The majority of Pennsylvania Dutch people, especially the non-sectarian "Fancy Dutch" Lutherans and Reformed immigrants, wrote, read and worshipped almost exclusively in standard German until 1834, and they did not entirely abandon its use until the early 1900s. Reading, Pennsylvania was an important center for the printing of German language broadsides, books, and newspapers. This was a challenge since Pennsylvania Dutch has primarily been a spoken dialect throughout its history, with very few of its speakers making much of an attempt to read or write it. Writing in Pennsylvania Dutch can be a difficult task, and there is no spelling standard for the dialect.
In most cases, Pennsylvania Dutch children did not learn English until after the Pennsylvania Public School Act of 1834 required public education in the English language.
By 1900, most Pennsylvania Dutch had abandoned standard German as their language of reading and writing, but more than half a million still spoke Pennsylvania Dutch as their language of daily conversation. It was only in the 20th century, particularly after two world wars fought against Germany, that families stopped teaching Pennsylvania Dutch to their children. The reasons they cited were preventing their children from developing a "Dutch" accent and preparing them for school. Older speakers generally did not see a reason for young people to speak it. Many of their children learned the language from hearing their parents using it and from interactions with the generation older than their parents.

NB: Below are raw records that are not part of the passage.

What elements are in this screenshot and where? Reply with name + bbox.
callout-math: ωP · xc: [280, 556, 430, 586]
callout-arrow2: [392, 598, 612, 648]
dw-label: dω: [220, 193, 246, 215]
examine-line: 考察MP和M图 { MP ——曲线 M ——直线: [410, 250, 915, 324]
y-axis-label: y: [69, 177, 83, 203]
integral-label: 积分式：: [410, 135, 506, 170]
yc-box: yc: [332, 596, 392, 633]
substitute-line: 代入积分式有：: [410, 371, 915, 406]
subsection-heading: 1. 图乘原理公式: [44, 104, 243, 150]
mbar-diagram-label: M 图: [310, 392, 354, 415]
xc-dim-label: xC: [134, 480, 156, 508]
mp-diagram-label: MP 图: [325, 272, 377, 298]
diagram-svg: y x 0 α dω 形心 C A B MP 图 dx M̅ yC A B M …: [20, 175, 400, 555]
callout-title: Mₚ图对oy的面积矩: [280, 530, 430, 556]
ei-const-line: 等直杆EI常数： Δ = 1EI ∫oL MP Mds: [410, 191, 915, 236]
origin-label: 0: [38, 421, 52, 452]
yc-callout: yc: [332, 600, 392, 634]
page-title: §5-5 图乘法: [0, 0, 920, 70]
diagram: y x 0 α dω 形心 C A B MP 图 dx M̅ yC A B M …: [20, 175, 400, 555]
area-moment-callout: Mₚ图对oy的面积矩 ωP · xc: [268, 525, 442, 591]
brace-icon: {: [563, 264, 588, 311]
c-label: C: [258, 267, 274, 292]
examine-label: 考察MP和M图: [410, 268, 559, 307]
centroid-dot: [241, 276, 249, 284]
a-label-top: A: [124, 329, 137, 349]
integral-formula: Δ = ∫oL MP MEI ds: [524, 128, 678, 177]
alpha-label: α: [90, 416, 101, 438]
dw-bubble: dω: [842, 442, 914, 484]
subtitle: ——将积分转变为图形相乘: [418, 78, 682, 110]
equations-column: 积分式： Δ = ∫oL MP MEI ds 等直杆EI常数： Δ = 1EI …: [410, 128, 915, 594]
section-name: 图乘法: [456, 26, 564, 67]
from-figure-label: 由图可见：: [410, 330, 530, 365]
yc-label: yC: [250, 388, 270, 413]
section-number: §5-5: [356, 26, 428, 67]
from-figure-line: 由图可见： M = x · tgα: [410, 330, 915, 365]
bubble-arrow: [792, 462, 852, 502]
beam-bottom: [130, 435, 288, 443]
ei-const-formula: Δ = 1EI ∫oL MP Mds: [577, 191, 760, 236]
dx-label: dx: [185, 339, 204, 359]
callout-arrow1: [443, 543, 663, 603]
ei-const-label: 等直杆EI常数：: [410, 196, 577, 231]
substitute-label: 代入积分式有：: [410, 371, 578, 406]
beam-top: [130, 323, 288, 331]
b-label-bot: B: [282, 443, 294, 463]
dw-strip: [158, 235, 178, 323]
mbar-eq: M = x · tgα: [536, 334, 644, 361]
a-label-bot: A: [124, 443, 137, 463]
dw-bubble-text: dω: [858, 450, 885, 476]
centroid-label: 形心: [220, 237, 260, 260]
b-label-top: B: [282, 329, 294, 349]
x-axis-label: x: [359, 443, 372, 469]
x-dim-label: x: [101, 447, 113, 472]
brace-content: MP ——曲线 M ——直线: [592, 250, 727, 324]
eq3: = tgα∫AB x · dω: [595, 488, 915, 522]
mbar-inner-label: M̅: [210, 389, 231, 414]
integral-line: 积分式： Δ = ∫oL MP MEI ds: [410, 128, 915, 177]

As a result, Pennsylvania Dutch has been in decline amongst non-sectarians for decades. In 1950, author Frederick Klees suggested that "it is clear that Pennsylvania German is in trouble, and in a hundred years it will be dead." In 2011, authors Charles E. Hurst and David L. McConnell stated that it is "one of a handful of minority languages in the United States that is neither endangered nor supported by continual arrivals of immigrants."
Today, the language is spoken mainly by members of Old Order Amish and Old Order Mennonite communities, whose total population in the United States and Canada is approximately 300,000. That number is doubling every twenty years due to the large size of the average family and their low attrition rates, which assure the health of Pennsylvania Dutch into the foreseeable future.
I am also adding myself to that number. I have begun to study Pennsylvania Dutch, just like my "Fancy Dutch" ancestors. Hopefully one day I can be as fluent as they were and gain a glimpse into another aspect of their daily lives.